Ma dopo brevi giorni vedrebbesi pentito.
Sono una giovin strana, se nol sapete, e tanto
Pretendo dagli amanti, che li riduco al pianto.
Rinaldo. Tutto soffrir si puote, quando passione ardente
Sforza e violenta un cuore.
Livia.   Questo non è niente.
Verrà l’amante afflitto a chiedermi perdono;
Gli negherò crudele fin della destra il dono.
E quando piange e freme, e suol giurar ch’è fido,
Godo de’ suoi deliri, e del suo pianto io rido.
Rinaldo. (Parla per me l’ingrata. Il suo rigor confessa), (da sè)
Properzio. È amabile il ritratto che fate di voi stessa.
Medoro. Amare ad un tal patto? Nemmeno una regina.
Rinaldo. (E pur quest’è l’amore che il fato a me destina), (da sè)

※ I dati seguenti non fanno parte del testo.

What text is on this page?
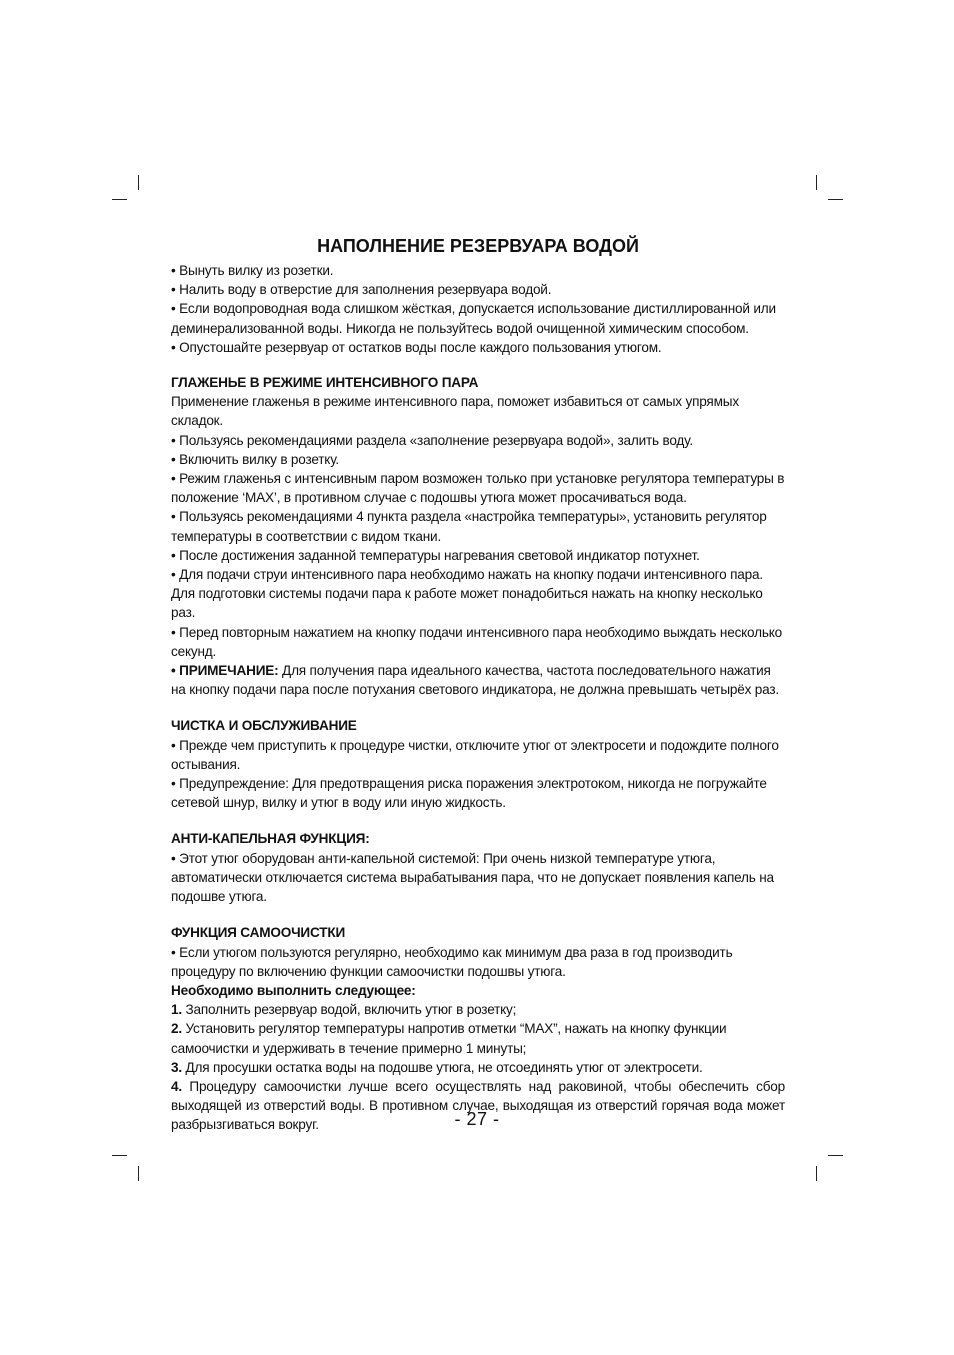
НАПОЛНЕНИЕ РЕЗЕРВУАРА ВОДОЙ

• Вынуть вилку из розетки.

• Налить воду в отверстие для заполнения резервуара водой.

• Если водопроводная вода слишком жёсткая, допускается использование дистиллированной или деминерализованной воды. Никогда не пользуйтесь водой очищенной химическим способом.

• Опустошайте резервуар от остатков воды после каждого пользования утюгом.

ГЛАЖЕНЬЕ В РЕЖИМЕ ИНТЕНСИВНОГО ПАРА

Применение глаженья в режиме интенсивного пара, поможет избавиться от самых упрямых складок.

• Пользуясь рекомендациями раздела «заполнение резервуара водой», залить воду.

• Включить вилку в розетку.

• Режим глаженья с интенсивным паром возможен только при установке регулятора температуры в положение ‘MAX’, в противном случае с подошвы утюга может просачиваться вода.

• Пользуясь рекомендациями 4 пункта раздела «настройка температуры», установить регулятор температуры в соответствии с видом ткани.

• После достижения заданной температуры нагревания световой индикатор потухнет.

• Для подачи струи интенсивного пара необходимо нажать на кнопку подачи интенсивного пара. Для подготовки системы подачи пара к работе может понадобиться нажать на кнопку несколько раз.

• Перед повторным нажатием на кнопку подачи интенсивного пара необходимо выждать несколько секунд.

• ПРИМЕЧАНИЕ: Для получения пара идеального качества, частота последовательного нажатия на кнопку подачи пара после потухания светового индикатора, не должна превышать четырёх раз.

ЧИСТКА И ОБСЛУЖИВАНИЕ

• Прежде чем приступить к процедуре чистки, отключите утюг от электросети и подождите полного остывания.

• Предупреждение: Для предотвращения риска поражения электротоком, никогда не погружайте сетевой шнур, вилку и утюг в воду или иную жидкость.

АНТИ-КАПЕЛЬНАЯ ФУНКЦИЯ:

• Этот утюг оборудован анти-капельной системой: При очень низкой температуре утюга, автоматически отключается система вырабатывания пара, что не допускает появления капель на подошве утюга.

ФУНКЦИЯ САМООЧИСТКИ

• Если утюгом пользуются регулярно, необходимо как минимум два раза в год производить процедуру по включению функции самоочистки подошвы утюга.

Необходимо выполнить следующее:

1. Заполнить резервуар водой, включить утюг в розетку;

2. Установить регулятор температуры напротив отметки “MAX”, нажать на кнопку функции самоочистки и удерживать в течение примерно 1 минуты;

3. Для просушки остатка воды на подошве утюга, не отсоединять утюг от электросети.

4. Процедуру самоочистки лучше всего осуществлять над раковиной, чтобы обеспечить сбор выходящей из отверстий воды. В противном случае, выходящая из отверстий горячая вода может разбрызгиваться вокруг.	- 27 -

Livia. Non ho però fissato d’esser così mai sempre:
Cangiandosi gli oggetti, amor può cangiar tempre.
Chi sa ch’io non ritrovi tal aria e tal sembiante,
Che delirar non facciami nel divenir amante?
Medoro. S’io mi mettessi al punto!
Properzio.   Se mi provassi anch’io!
Livia. Uditemi: voi siete fatti sul taglio mio.
La franchezza mi piace.
Rinaldo.   (Troppo soffrir m’impegno).
(da sè)
Livia. Don Rinaldo, che dite?
Rinaldo.   Ammiro il bell’ingegno.
Properzio. Per me con una donna non vorrei far da schiavo;
L’uomo servir non deve, ma comandarle.
Livia.   Bravo.
Medoro. Quando una donna è cruda, quando l’amante è schiva,
Lasciola, e con un’altra cerco rifarmi.
Livia.   Evviva.
Rinaldo. Se donna Livia applaude a’ bei concetti e nuovi.
Chi la soddisfi e apprendali, esser può che si trovi.